You’ll choose an executor when you make your will. Most people choose one or two, but you can have up to four. Anyone who’s over 18 can do it. And it’s fine if you’ve left them something as well (called being a ‘beneficiary’) – in fact that’s quite common.
Being an executor can involve a lot of work, so make sure you choose someone you trust – it’ll be up to them to carry out your wishes and solve any problems that come up (like disagreements between family members). There’s also a lot of paperwork and admin involved. And because executors can be financially responsible for any mistakes they make or anything they forget to do, it’s really important they get this stuff right.
Duties of an executor: the to-do list
Here are some of the things an executor will need to do.
Apply for probate
Applying for the legal right to deal with someone’s estate is called ‘applying for a grant of probate’ (or ‘letters of administration’ if the person didn’t leave a will). Basically, this means an executor can deal with banks, utility companies, HMRC and so on, on behalf of the estate.
When the executor applies for the grant of probate they’ll have to show they’ve paid any inheritance tax that’s due (or that they don’t need to pay any). There’s more on this later.
Tell people about the death
It’s up to the executor to tell any companies the person had a relationship with that they’ve died. So that’s organisations like energy companies, banks and building societies, HMRC, the Department for Work and Pensions, and so on.
Value the estate
The executor works out what the estate’s worth. So they’ll need to make sure they have details of all the person’s assets, property or bank accounts, as well as any money they owe like mortgages, credit cards and loans. Missing any of these now can cause problems further down the line.
Once they’ve worked out exactly what the estate’s worth, the executor will need to check if any inheritance tax is due, and how much. This can be complicated – they’ll need to bear in mind things like tax-free allowances, exemptions, and so on.
When they’ve done that, they’ll need to get the right forms from HMRC and fill them in. They might also need to fill in income tax forms for the estate, and pay other taxes (like capital gains tax on any investments).
Share out the estate and create estate accounts
It’s the executor’s job to share out the estate to the people named in the will.

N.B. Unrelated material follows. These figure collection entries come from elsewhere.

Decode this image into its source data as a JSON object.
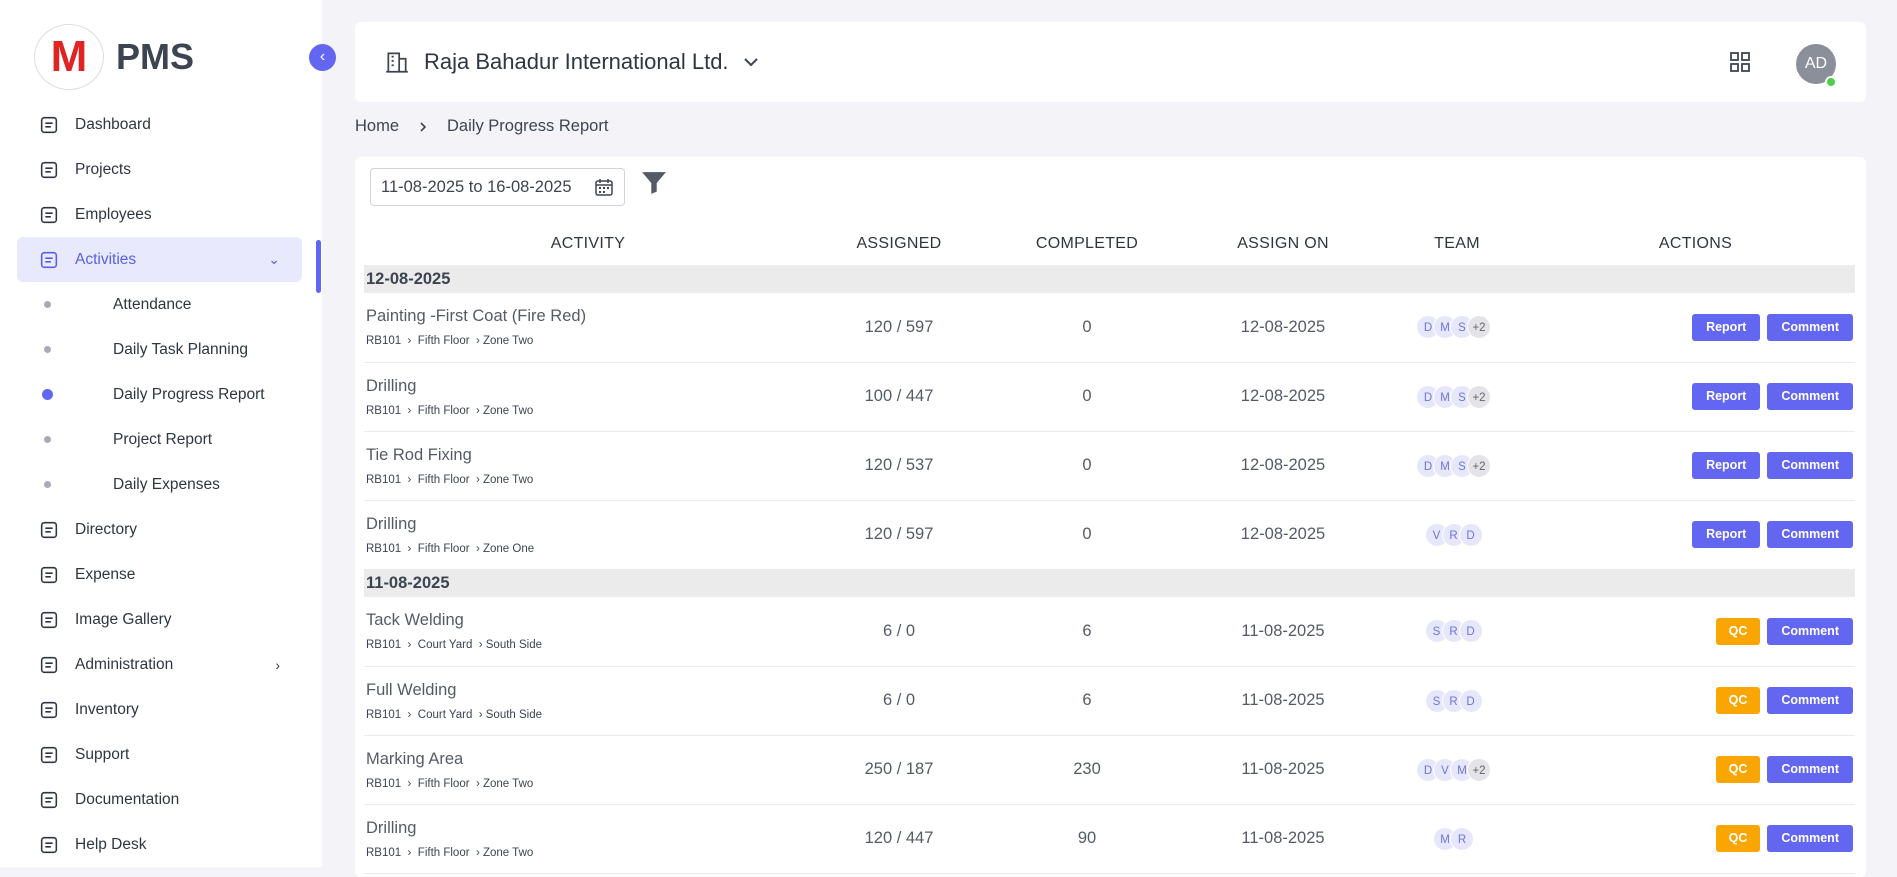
{
  "brand": {
    "logo": "M",
    "name": "PMS"
  },
  "sidebar": {
    "items": [
      {
        "label": "Dashboard"
      },
      {
        "label": "Projects"
      },
      {
        "label": "Employees"
      },
      {
        "label": "Activities",
        "expanded": true,
        "children": [
          {
            "label": "Attendance"
          },
          {
            "label": "Daily Task Planning"
          },
          {
            "label": "Daily Progress Report",
            "active": true
          },
          {
            "label": "Project Report"
          },
          {
            "label": "Daily Expenses"
          }
        ]
      },
      {
        "label": "Directory"
      },
      {
        "label": "Expense"
      },
      {
        "label": "Image Gallery"
      },
      {
        "label": "Administration",
        "submenu": true
      },
      {
        "label": "Inventory"
      },
      {
        "label": "Support"
      },
      {
        "label": "Documentation"
      },
      {
        "label": "Help Desk"
      }
    ]
  },
  "header": {
    "company": "Raja Bahadur International Ltd.",
    "avatar": "AD"
  },
  "breadcrumb": [
    "Home",
    "Daily Progress Report"
  ],
  "filter": {
    "date_range": "11-08-2025 to 16-08-2025"
  },
  "table": {
    "columns": [
      "ACTIVITY",
      "ASSIGNED",
      "COMPLETED",
      "ASSIGN ON",
      "TEAM",
      "ACTIONS"
    ],
    "groups": [
      {
        "date": "12-08-2025",
        "rows": [
          {
            "activity": "Painting -First Coat (Fire Red)",
            "path": [
              "RB101",
              "Fifth Floor",
              "Zone Two"
            ],
            "assigned": "120 / 597",
            "completed": 0,
            "assign_on": "12-08-2025",
            "team": [
              "D",
              "M",
              "S",
              "+2"
            ],
            "actions": [
              "Report",
              "Comment"
            ]
          },
          {
            "activity": "Drilling",
            "path": [
              "RB101",
              "Fifth Floor",
              "Zone Two"
            ],
            "assigned": "100 / 447",
            "completed": 0,
            "assign_on": "12-08-2025",
            "team": [
              "D",
              "M",
              "S",
              "+2"
            ],
            "actions": [
              "Report",
              "Comment"
            ]
          },
          {
            "activity": "Tie Rod Fixing",
            "path": [
              "RB101",
              "Fifth Floor",
              "Zone Two"
            ],
            "assigned": "120 / 537",
            "completed": 0,
            "assign_on": "12-08-2025",
            "team": [
              "D",
              "M",
              "S",
              "+2"
            ],
            "actions": [
              "Report",
              "Comment"
            ]
          },
          {
            "activity": "Drilling",
            "path": [
              "RB101",
              "Fifth Floor",
              "Zone One"
            ],
            "assigned": "120 / 597",
            "completed": 0,
            "assign_on": "12-08-2025",
            "team": [
              "V",
              "R",
              "D"
            ],
            "actions": [
              "Report",
              "Comment"
            ]
          }
        ]
      },
      {
        "date": "11-08-2025",
        "rows": [
          {
            "activity": "Tack Welding",
            "path": [
              "RB101",
              "Court Yard",
              "South Side"
            ],
            "assigned": "6 / 0",
            "completed": 6,
            "assign_on": "11-08-2025",
            "team": [
              "S",
              "R",
              "D"
            ],
            "actions": [
              "QC",
              "Comment"
            ]
          },
          {
            "activity": "Full Welding",
            "path": [
              "RB101",
              "Court Yard",
              "South Side"
            ],
            "assigned": "6 / 0",
            "completed": 6,
            "assign_on": "11-08-2025",
            "team": [
              "S",
              "R",
              "D"
            ],
            "actions": [
              "QC",
              "Comment"
            ]
          },
          {
            "activity": "Marking Area",
            "path": [
              "RB101",
              "Fifth Floor",
              "Zone Two"
            ],
            "assigned": "250 / 187",
            "completed": 230,
            "assign_on": "11-08-2025",
            "team": [
              "D",
              "V",
              "M",
              "+2"
            ],
            "actions": [
              "QC",
              "Comment"
            ]
          },
          {
            "activity": "Drilling",
            "path": [
              "RB101",
              "Fifth Floor",
              "Zone Two"
            ],
            "assigned": "120 / 447",
            "completed": 90,
            "assign_on": "11-08-2025",
            "team": [
              "M",
              "R"
            ],
            "actions": [
              "QC",
              "Comment"
            ]
          }
        ]
      }
    ]
  }
}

Then, once everything’s sorted, they’ll also need to put together a document showing the estate accounts. This is a record of all the financial transactions that have happened since the person died. It also includes the final total of assets (including investments), debts, fees and admin expenses, and how the money that’s left has been distributed. There aren’t any particular rules for how to format estate accounts. But they usually include a summary of the terms of the will (or rules of intestacy if there isn’t a will).
How long does being an executor take?
Unfortunately there’s no easy answer to this – it depends on how big or complicated the estate is, and if you’ve got any other executors helping out. But it could take up to a year to get everything sorted, or longer if it’s particularly knotty.

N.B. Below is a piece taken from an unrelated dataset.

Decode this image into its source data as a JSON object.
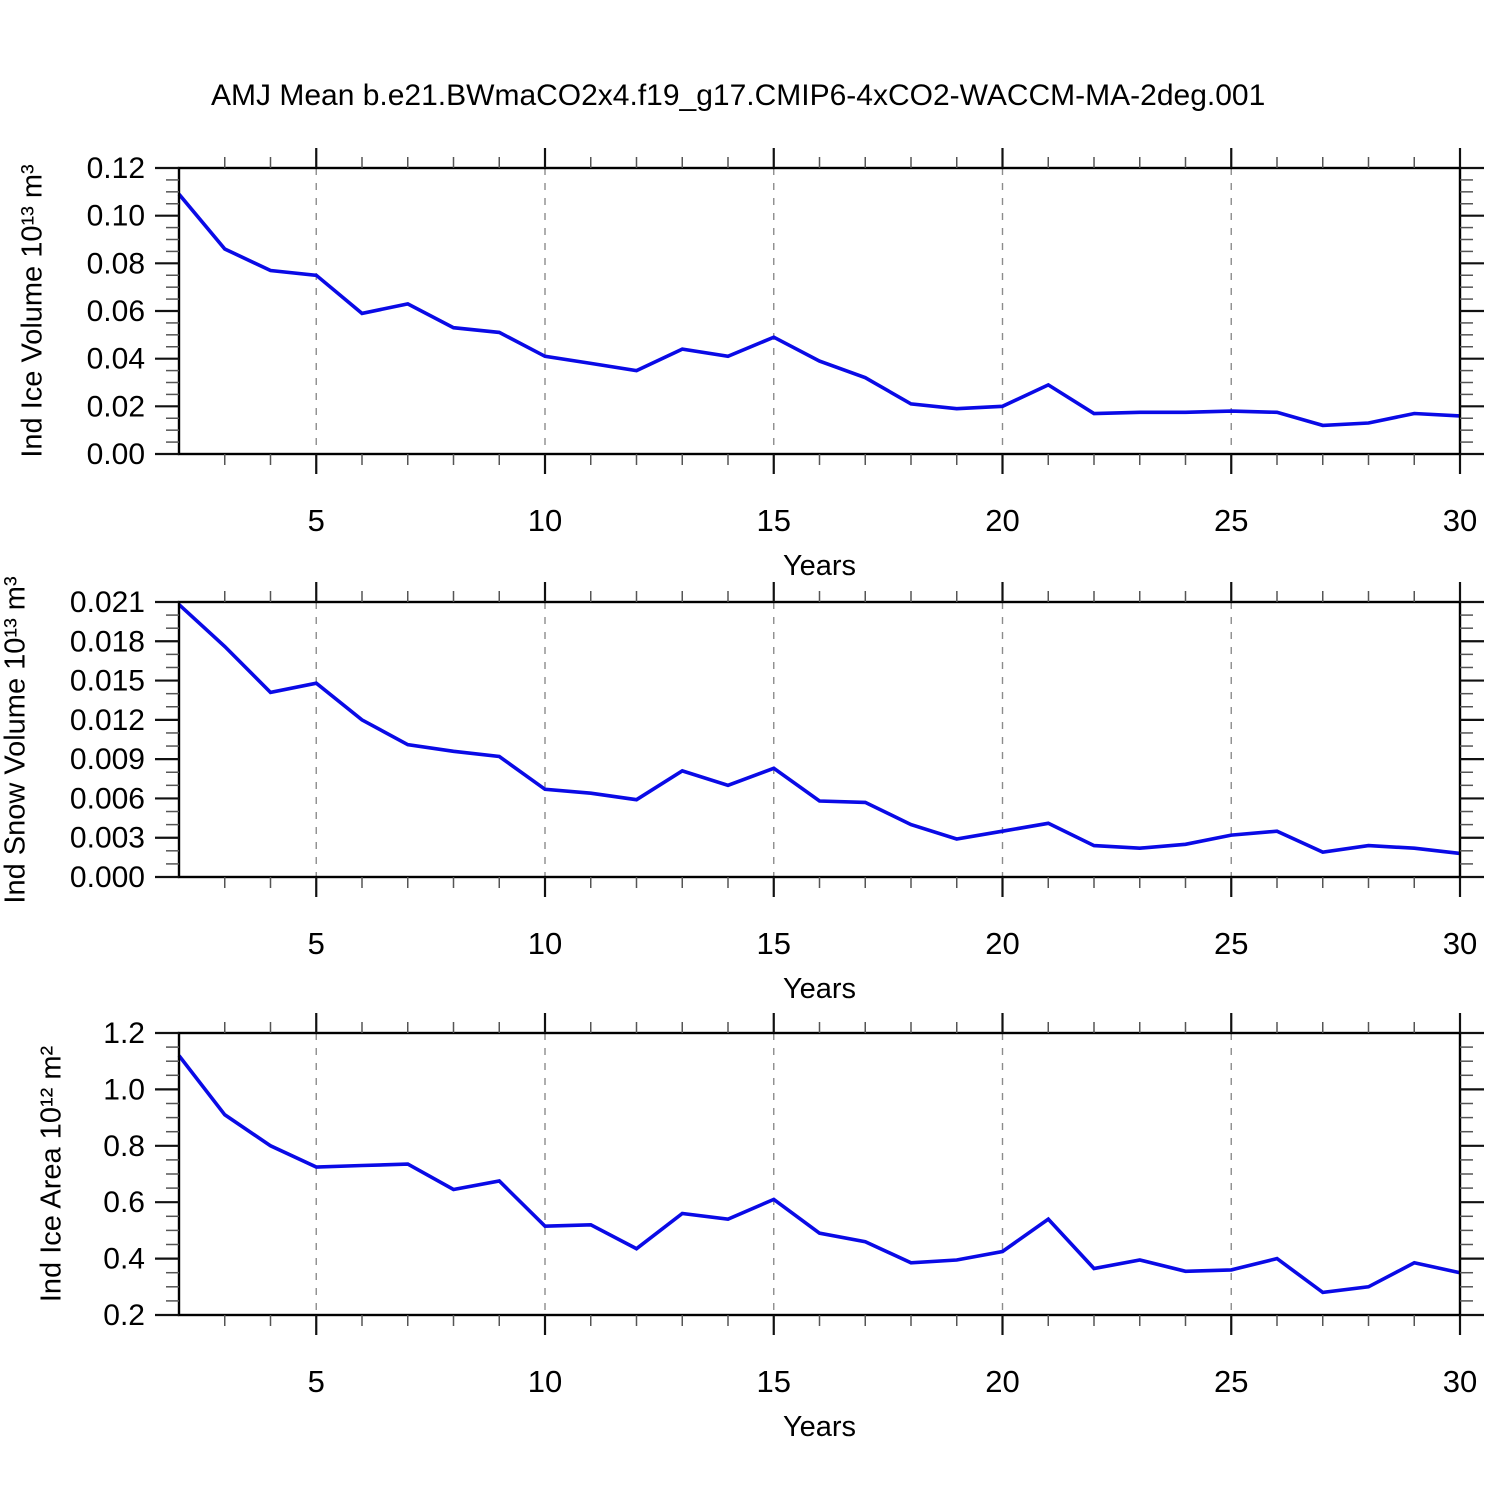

If you die without making a will
The rules of intestacy will decide who takes on the executor role (called an ‘administrator’ when there’s no will), as well as who gets what.
I’ve been asked to be an executor. Do I have to say yes?

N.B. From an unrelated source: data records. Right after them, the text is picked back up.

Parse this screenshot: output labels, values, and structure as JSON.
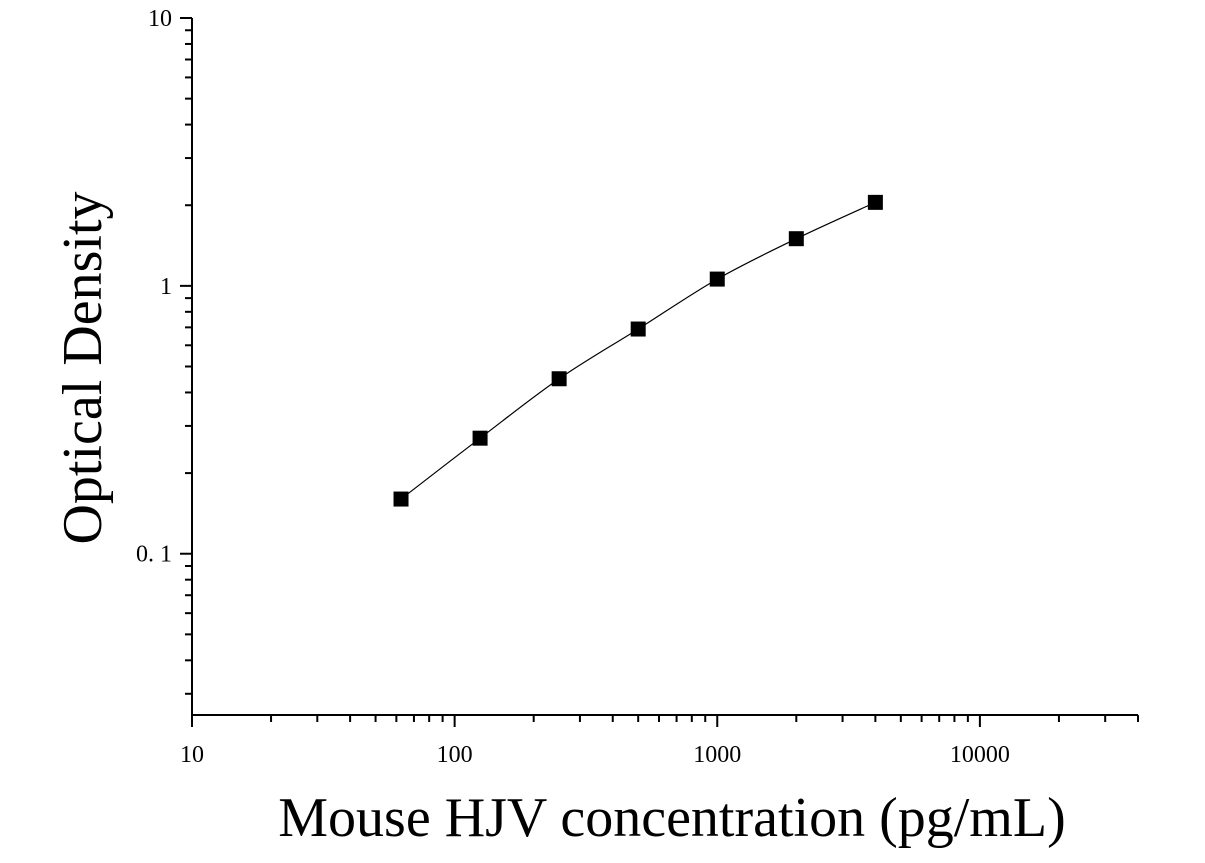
{
  "chart_data": {
    "type": "scatter",
    "title": "",
    "xlabel": "Mouse HJV concentration (pg/mL)",
    "ylabel": "Optical Density",
    "xscale": "log",
    "yscale": "log",
    "xlim": [
      10,
      40000
    ],
    "ylim": [
      0.025,
      10
    ],
    "x_ticks": [
      10,
      100,
      1000,
      10000
    ],
    "x_tick_labels": [
      "10",
      "100",
      "1000",
      "10000"
    ],
    "y_ticks": [
      0.1,
      1,
      10
    ],
    "y_tick_labels": [
      "0. 1",
      "1",
      "10"
    ],
    "grid": false,
    "legend": "none",
    "marker": "square",
    "color": "#000000",
    "series": [
      {
        "x": [
          62.5,
          125,
          250,
          500,
          1000,
          2000,
          4000
        ],
        "y": [
          0.16,
          0.27,
          0.45,
          0.69,
          1.06,
          1.5,
          2.05
        ],
        "fit": "smooth-curve"
      }
    ]
  }
}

No – there’s no law that says you have to take on the job. You can sign a document called ‘Renunciation’ to resign from the role, but only if you haven’t already started work on the estate.
You can also hire a probate solicitor or specialist to deal with the legal, tax and admin jobs for you. This might be a good idea if the estate’s worth a lot of money or is really complicated.
If you don’t have anyone who can be an executor
There’s a government official called the public trustee who can take on the executor role if you don’t have anyone you can ask. Or if you’re leaving everything in your will to one person who can’t be an executor themselves (for example, if they’re a child), the public trustee will step in.
In a nutshell
Executors are responsible for following up on the instructions someone leaves in their will. That means they’ll make sure the estate goes to the right people, pay any bills or debts the person left behind, sort out taxes and wrap up their financial affairs.